India v Pakistan clashes are decided as much by skills as how well the teams can control their emotions and hold their nerve. That’s where the two captains, Dhoni and Mohammad Hafeez respectively, will come into play. Both are phlegmatic, intelligent, street-smart cricketers who are calming influences within the dressing rooms, and while it is impossible to convince any Indian or Pakistani player to approach this game as just another contest, both will try their best to ensure that sentiment and passion don’t take the edge off the basics.
Pakistan has been a consistently dangerous unit during this competition, the top-order collapse on Friday against South Africa a rare blip on an otherwise complete all-round performance. Fortunately, it unearthed a batting hero in Gul, and while the horrendous selection of strokes from the specialist batsmen must be a cause for some concern, Pakistan will be buoyed by the confidence that it bats deep and possesses the firepower even late in the order to douse the opposition fire.

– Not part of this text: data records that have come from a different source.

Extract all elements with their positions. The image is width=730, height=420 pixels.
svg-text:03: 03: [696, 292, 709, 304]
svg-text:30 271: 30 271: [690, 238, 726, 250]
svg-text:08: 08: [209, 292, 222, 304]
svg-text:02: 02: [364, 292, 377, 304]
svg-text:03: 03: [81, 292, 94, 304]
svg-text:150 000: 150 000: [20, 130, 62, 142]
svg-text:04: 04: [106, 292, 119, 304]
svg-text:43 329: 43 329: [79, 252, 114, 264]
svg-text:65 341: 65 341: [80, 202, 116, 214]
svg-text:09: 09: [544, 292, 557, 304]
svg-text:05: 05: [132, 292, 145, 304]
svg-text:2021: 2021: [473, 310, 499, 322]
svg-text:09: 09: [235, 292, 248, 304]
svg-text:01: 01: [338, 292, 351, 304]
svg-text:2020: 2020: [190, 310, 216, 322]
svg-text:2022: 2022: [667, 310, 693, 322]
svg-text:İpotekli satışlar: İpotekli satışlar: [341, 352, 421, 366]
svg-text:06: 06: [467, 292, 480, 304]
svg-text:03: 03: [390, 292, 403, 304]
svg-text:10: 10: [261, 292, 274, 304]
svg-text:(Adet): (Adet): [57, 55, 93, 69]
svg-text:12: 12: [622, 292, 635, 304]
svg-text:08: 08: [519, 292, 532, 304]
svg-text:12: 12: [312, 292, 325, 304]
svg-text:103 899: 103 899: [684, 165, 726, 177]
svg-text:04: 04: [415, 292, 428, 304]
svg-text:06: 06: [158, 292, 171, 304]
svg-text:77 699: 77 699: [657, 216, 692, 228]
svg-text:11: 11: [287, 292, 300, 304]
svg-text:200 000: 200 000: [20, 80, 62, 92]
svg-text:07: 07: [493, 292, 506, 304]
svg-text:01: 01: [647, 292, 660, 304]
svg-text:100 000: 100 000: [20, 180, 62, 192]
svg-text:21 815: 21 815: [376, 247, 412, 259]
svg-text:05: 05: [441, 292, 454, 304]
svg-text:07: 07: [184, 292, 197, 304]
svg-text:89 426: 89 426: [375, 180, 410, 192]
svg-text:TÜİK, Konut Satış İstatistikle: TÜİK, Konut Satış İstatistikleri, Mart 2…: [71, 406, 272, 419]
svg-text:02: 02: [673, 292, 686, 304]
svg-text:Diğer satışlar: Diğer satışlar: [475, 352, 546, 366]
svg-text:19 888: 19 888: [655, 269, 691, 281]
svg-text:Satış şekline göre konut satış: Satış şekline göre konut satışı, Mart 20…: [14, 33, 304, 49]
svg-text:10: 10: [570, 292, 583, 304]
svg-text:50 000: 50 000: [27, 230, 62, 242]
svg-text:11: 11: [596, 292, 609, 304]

Not for the first time, Saeed Ajmal will hold the key. For all its ability against spin, India has found Ajmal and his outstanding variations hard to decipher. Ajmal has had such virtuosos as Sachin Tendulkar, who doesn’t play Twenty20 International cricket, under his grip; only Virat Kohli has played him with any confidence and authority, and if Ajmal can get on an early roll, he will be well nigh unplayable.
The odd moment of inspiration, that one game-breaking spell or match-changing innings, has characterised high-stake India-Pakistan clashes. Particularly in Twenty20 cricket where things can turn on their head in the shortest span of time, it will be impossible for either team to feel at any stage that it has things under control, but if anyone goes into the match sincerely believing it has all bases covered and is primed to move in for the kill, it has to be Pakistan.